Best practices for Integration of ES-Hadoop to CDH5

Hi All,

I have a small CDH5 cluster - 1, manager, 2 name nodes and 4 data nodes all are stand alone servers. What I'd like to do is to add ES-Hadoop, Kibana and FluentD to the cluster. Should ES-Hadoop be installed on all nodes or is it sufficient to install it on a single node?


It depends on how beefy your hardware is and what are your requirements. ES is quite flexible so that it can support different topologies:

  • you can install it on separate hardware (aka HW); the pros here is that it does not interfere with the HW for Hadoop and it (potentially) has dedicated HW itself (depends on how you configure HW). The downside is that data has to go across the network; depending on your setup this might not be an issue or it might (1Gbps is quite potent and many times even faster than traditional HDD).
  • you can install it next to the CDH nodes.
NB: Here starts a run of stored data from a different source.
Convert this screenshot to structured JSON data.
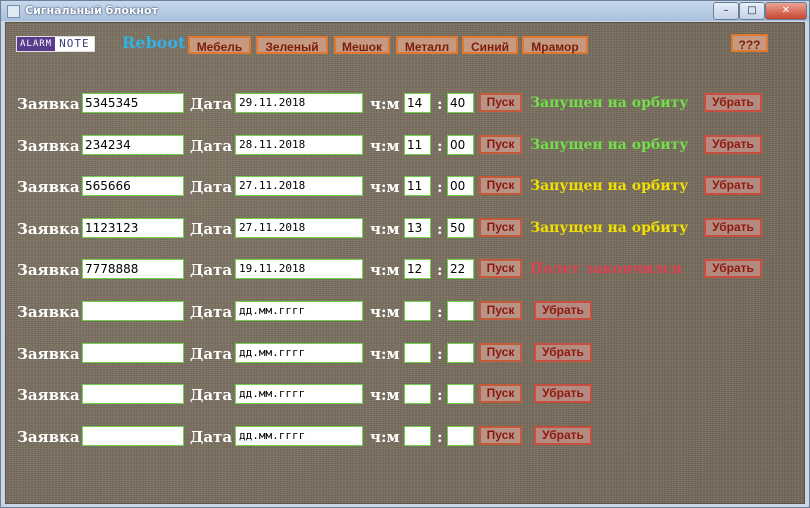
{
  "window": {
    "title": "Сигнальный блокнот",
    "controls": [
      "–",
      "□",
      "✕"
    ]
  },
  "toolbar": {
    "logo_left": "ALARM",
    "logo_right": "NOTE",
    "reboot": "Reboot",
    "themes": [
      "Мебель",
      "Зеленый",
      "Мешок",
      "Металл",
      "Синий",
      "Мрамор"
    ],
    "help": "???"
  },
  "labels": {
    "request": "Заявка",
    "date": "Дата",
    "hm": "ч:м",
    "colon": ":",
    "start": "Пуск",
    "remove": "Убрать"
  },
  "date_placeholder": "дд.мм.гггг",
  "colors": {
    "status_green": "#72e04a",
    "status_yellow": "#f2e000",
    "status_red": "#e04050"
  },
  "rows": [
    {
      "request": "5345345",
      "date": "29.11.2018",
      "hour": "14",
      "minute": "40",
      "status": "Запущен на орбиту",
      "status_color": "#72e04a"
    },
    {
      "request": "234234",
      "date": "28.11.2018",
      "hour": "11",
      "minute": "00",
      "status": "Запущен на орбиту",
      "status_color": "#72e04a"
    },
    {
      "request": "565666",
      "date": "27.11.2018",
      "hour": "11",
      "minute": "00",
      "status": "Запущен на орбиту",
      "status_color": "#f2e000"
    },
    {
      "request": "1123123",
      "date": "27.11.2018",
      "hour": "13",
      "minute": "50",
      "status": "Запущен на орбиту",
      "status_color": "#f2e000"
    },
    {
      "request": "7778888",
      "date": "19.11.2018",
      "hour": "12",
      "minute": "22",
      "status": "Полет закончился",
      "status_color": "#e04050"
    },
    {
      "request": "",
      "date": "",
      "hour": "",
      "minute": "",
      "status": "",
      "status_color": ""
    },
    {
      "request": "",
      "date": "",
      "hour": "",
      "minute": "",
      "status": "",
      "status_color": ""
    },
    {
      "request": "",
      "date": "",
      "hour": "",
      "minute": "",
      "status": "",
      "status_color": ""
    },
    {
      "request": "",
      "date": "",
      "hour": "",
      "minute": "",
      "status": "",
      "status_color": ""
    }
  ]
}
You gain data locality however the HW will be shared by both CDH and ES. Both rely on memory so you would need plenty of it; however they are both IO dependent so you likely want different partitions for each of them.

You can also use a mixed scenario - some nodes of ES are sitting next to CDH, some on different HW. All scenarios are valid - the difference is in performance; the more dedicated HW, ES or Hadoop uses the better they performed; using shared HW has a better cost however in terms of IO things might not work so well (simply because there's going to be some contention and things like page cache will be thrashed faster).
Depending on your scenario, this might be important or not - it depends on too many factors and doing some basic benchmarks clarifies the situation.

Considering you are starting with a small cluster, I would allocate 1 node with enough memory in your cluster and take it from there; you can easily start another one (and ES will automatically take advantage of it with default settings - namely 5 shards per index) if needs be.